Rather, the resource that I really value in Pelgrane’s supplements is research, knowledge and thus the appearance of being a shit-hot GM. The Dracula Dossier, and the first published scenario pack I bought, The Zalozhny Quartet are so well researched, by Gareth Rider-Hannrahan and the god-like Ken Hite that there are chock-full of real history and real facts about the real world that GMs can constantly amaze their players. Just throw-away an aside and it will turn out to be, not just important to the story being created but also, when they back up their in-game research with Google on the mobile, it seems the real world has changed to fit the story they are experiencing. 

Case in point: one of my players is a University Professor of Music, to be fair, one who concentrates on 20th century musical theatre. I mentioned that the opera house in Vienna was running “Heinrich Marschner’s Romantic Opera Der Vampyre (1828)” and he went “Marschner didn’t write a Vampire opera, did he?” –goes away and consults whatever university lecturers consult (I assume Google, like the rest of us)– He DID!” My musicologist credentials were assured! 
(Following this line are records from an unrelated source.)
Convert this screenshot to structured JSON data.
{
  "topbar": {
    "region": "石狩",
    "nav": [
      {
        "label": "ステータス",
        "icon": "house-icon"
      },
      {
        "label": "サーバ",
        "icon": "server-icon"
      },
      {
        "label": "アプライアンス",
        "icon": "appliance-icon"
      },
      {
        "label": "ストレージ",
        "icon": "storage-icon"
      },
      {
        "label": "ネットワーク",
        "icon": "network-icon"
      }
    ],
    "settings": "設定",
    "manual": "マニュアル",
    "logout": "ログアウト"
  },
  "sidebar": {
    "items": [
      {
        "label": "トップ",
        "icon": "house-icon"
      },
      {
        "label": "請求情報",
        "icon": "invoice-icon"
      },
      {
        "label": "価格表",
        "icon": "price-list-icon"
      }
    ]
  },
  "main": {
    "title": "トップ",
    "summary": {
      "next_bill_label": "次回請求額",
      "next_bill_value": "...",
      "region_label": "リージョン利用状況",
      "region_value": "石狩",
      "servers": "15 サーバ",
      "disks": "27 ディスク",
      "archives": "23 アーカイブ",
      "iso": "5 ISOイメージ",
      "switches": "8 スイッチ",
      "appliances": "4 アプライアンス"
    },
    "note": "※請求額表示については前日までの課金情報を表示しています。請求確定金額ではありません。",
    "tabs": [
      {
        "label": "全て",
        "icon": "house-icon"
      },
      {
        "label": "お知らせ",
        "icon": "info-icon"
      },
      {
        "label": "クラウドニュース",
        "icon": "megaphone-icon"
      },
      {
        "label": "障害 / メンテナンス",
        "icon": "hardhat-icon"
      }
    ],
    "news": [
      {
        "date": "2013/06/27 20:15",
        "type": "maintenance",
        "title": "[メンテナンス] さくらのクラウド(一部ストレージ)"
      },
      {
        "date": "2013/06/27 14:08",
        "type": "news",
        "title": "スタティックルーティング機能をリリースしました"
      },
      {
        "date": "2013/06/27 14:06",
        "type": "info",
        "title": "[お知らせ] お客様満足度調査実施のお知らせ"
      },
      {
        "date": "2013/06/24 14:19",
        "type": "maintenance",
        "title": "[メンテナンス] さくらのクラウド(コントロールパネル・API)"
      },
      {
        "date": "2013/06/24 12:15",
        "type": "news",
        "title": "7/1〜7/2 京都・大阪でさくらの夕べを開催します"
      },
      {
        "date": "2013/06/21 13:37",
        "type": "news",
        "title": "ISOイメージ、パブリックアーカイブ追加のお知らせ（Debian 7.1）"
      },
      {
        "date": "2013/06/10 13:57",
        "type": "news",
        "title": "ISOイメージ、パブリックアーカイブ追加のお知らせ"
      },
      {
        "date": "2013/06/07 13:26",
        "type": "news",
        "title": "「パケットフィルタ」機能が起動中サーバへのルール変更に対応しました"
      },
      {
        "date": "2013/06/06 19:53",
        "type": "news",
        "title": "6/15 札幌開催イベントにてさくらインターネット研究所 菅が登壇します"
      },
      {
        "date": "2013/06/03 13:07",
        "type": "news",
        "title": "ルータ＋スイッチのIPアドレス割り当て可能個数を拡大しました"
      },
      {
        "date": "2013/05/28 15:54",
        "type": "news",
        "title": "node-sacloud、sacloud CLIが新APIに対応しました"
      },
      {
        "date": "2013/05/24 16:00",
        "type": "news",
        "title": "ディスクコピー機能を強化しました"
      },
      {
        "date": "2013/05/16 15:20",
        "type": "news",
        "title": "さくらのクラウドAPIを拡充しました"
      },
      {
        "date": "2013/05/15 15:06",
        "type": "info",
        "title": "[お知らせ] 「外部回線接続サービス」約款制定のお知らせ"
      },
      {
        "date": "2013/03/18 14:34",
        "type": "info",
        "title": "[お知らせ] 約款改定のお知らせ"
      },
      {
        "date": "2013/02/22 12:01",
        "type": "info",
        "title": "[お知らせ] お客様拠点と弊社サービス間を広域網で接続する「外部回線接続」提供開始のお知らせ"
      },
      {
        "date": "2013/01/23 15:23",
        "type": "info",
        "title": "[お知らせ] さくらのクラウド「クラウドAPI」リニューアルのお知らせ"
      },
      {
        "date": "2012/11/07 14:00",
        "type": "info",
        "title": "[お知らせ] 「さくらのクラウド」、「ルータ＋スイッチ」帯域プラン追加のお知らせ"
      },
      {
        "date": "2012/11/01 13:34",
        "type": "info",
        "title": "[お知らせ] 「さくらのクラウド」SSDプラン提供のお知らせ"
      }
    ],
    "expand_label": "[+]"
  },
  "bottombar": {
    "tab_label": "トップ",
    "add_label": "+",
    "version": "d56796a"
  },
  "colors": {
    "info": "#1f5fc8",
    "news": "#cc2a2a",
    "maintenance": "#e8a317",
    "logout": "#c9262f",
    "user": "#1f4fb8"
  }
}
And again: one of my players serves in the Royal Signals. When they featured in an adventure, all the details were correct to his satisfaction (apart from the fact that he doesn’t get to work in a vampire related listening station). When the characters found a store of guns and ammo in the same place, he was about to complain that they would never be stored that way in the real military, just as I recounted the justification for the basic error that the authors had already supplied me. Boom! I’m a military expert!

One adventure (from The Edom Files) used pre-gens that, we later realised, where real people from the period. Shazam! I appear to be a contributor to the Dictionary of National Biography!

Not only that, they manage to arrange all these elements in a way that makes the adventure the most sandbox-y published adeventures I’ve ever used. The NPCs in The Dracula Dossier all have three description, for example, so you can decide whether being an innocent, and agent of Edom, or a vassal of Dracula on the fly. 

These are what I call “useful resources”.